Are Medicare Advantage overpayments driven by inflated risk scores?

Insurers with Medicare Advantage health plans are facing more public and government scrutiny over just how sick their senior members really are.

Insurers with Medicare Advantage health plans are facing more public and government scrutiny over just how sick their senior members really are.

Late February is Medicare Advantage regulatory proposal season, with health insurers waiting on the Centers for Medicare & Medicaid Services to propose the next year’s reimbursement schedule and new benefit and ratings rules.
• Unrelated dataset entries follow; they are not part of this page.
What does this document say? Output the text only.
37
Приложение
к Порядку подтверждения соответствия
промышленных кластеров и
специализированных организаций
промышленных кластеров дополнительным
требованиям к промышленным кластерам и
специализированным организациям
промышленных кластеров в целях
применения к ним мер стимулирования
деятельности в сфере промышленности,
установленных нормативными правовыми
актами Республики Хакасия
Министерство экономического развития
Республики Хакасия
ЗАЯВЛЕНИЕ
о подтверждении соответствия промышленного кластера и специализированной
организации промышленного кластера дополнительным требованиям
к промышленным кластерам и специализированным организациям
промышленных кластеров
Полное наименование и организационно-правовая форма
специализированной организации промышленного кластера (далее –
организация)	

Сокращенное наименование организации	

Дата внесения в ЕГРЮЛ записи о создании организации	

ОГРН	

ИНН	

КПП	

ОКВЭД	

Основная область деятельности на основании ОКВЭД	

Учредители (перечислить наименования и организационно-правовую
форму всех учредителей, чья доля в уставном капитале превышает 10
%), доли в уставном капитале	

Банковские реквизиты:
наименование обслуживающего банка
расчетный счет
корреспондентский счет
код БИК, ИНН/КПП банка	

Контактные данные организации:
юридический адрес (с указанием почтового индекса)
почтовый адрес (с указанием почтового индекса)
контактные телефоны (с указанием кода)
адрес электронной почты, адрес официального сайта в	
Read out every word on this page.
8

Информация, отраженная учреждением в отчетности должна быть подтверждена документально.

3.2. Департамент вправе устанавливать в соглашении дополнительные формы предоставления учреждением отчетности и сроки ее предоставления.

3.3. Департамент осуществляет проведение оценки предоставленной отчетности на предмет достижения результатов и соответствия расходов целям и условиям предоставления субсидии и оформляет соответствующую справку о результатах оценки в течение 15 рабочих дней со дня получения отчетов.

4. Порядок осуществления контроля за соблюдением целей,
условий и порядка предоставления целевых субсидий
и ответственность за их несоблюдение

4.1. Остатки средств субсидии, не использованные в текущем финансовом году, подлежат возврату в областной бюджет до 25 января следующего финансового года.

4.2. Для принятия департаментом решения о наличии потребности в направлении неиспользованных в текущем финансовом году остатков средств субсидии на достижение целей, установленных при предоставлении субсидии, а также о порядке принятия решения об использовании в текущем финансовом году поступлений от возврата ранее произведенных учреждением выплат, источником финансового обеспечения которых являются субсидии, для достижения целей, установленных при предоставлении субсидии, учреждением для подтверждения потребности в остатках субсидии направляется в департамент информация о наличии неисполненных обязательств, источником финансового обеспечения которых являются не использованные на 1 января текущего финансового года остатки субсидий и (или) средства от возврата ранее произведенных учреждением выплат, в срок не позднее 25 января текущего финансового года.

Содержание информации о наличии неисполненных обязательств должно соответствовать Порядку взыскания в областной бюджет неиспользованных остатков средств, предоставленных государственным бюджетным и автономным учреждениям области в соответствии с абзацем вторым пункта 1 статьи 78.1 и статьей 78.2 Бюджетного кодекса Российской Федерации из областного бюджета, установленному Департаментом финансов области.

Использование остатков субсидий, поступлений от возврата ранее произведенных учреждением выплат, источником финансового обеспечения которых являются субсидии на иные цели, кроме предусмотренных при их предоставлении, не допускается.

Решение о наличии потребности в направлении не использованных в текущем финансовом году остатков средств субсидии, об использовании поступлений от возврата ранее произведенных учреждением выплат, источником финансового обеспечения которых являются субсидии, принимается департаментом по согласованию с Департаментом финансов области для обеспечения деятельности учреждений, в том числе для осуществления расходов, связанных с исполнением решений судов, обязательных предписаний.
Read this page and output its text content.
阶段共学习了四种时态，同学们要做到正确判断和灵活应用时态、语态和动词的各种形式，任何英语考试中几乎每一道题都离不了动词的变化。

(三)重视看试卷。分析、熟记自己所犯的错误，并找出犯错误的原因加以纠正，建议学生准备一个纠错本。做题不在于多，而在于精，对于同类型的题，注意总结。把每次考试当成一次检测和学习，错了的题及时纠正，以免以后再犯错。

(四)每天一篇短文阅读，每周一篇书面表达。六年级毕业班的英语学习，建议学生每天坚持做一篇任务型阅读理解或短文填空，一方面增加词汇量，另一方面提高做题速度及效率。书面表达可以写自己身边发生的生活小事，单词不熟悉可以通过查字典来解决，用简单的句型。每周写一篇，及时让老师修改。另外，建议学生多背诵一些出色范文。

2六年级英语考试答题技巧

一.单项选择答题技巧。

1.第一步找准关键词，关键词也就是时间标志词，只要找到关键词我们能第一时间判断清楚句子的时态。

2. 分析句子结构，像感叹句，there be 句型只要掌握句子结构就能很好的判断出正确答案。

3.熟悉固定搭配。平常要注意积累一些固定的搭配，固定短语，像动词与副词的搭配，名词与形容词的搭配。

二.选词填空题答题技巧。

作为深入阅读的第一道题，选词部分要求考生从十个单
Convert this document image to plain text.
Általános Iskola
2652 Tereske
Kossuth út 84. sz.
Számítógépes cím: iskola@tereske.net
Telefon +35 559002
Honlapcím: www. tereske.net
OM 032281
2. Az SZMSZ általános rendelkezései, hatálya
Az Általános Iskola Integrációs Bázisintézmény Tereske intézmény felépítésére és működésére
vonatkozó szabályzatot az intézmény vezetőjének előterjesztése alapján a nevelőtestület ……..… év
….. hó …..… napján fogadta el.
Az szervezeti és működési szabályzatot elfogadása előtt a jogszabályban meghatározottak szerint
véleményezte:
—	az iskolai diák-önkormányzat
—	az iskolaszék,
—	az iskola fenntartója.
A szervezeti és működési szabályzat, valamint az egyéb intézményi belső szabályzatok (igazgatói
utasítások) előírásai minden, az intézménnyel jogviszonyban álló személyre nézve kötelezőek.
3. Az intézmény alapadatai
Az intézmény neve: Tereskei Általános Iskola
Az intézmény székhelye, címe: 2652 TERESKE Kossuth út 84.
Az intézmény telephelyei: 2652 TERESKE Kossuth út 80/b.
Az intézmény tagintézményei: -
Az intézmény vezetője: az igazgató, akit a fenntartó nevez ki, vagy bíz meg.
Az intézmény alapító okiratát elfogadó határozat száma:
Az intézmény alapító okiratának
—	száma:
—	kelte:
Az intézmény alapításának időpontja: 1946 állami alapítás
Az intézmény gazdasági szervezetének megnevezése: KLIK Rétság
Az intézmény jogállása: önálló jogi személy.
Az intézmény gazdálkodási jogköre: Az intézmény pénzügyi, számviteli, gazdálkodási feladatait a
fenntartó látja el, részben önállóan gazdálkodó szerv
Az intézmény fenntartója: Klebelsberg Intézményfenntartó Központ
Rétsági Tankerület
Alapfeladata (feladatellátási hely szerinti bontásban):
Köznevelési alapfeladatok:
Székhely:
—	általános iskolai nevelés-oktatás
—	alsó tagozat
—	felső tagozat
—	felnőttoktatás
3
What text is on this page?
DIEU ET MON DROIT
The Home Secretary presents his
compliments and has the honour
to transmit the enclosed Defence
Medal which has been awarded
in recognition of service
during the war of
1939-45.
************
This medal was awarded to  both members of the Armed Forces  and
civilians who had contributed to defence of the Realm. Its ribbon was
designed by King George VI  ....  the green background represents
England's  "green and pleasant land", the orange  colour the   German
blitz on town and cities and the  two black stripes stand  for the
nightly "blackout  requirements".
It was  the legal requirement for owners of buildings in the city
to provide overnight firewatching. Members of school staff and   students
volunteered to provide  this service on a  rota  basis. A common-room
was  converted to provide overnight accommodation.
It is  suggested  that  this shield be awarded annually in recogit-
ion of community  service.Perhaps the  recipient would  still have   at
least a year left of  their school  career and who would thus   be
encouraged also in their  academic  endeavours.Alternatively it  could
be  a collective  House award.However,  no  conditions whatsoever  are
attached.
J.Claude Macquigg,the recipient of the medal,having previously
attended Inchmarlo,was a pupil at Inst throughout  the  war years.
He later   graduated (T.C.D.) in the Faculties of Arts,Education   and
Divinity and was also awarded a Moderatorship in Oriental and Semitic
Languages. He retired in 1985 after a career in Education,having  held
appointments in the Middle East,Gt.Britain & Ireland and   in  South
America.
The Affordable Care Act-mandated rate changes are expected to continue bringing Medicare Advantage payments in parity with fee-for-service.

Unexpected, though, are new government probes into potentially inflated risk scores of Medicare Advantage beneficiaries and resultant over-reimbursement.

Humana, the second-largest Medicare Advantage insurer with 3 million senior members, has disclosed that the Justice Department is looking into allegations of improper risk adjustment.

[See also: MA plans on chopping block.]

“We continue to cooperate with and voluntarily respond to the information requests from the Department of Justice and the U.S. Attorney’s Office,” Humana wrote in its latest Securities and Exchange Commission filing.  

The information requests are related to oversight and submission of risk adjustment data by Humana’s network providers, including two related to pending whistleblower lawsuits.

In the case has been unsealed, Olivia Graves, MD, alleges that her medical clinic was induced by Humana to add diagnostic codes to the insurer’s Medicare Advantage members’ medical records indicating erroneously the patients had diseases like diabetes or kidney disease.

The lawsuit is still pending, and Humana is not the only Medicare Advantage insurer to face scrutiny as the program enters a new period of growth.

Nearly one third of all Medicare beneficiaries, some 16 million seniors, are enrolled in the Medicare Advantage program, and annual costs are approaching $150 billion, increasing the potential for overpayments and scrutiny from watchdog groups and regulators.

The Center for Public Integrity is suing the Department of Health and Human Services to obtain a variety of oversight and investigation documents related to risk scoring for numerous Medicare Advantage plans, after the group’s Freedom of Information Act requests have languished for more than a year.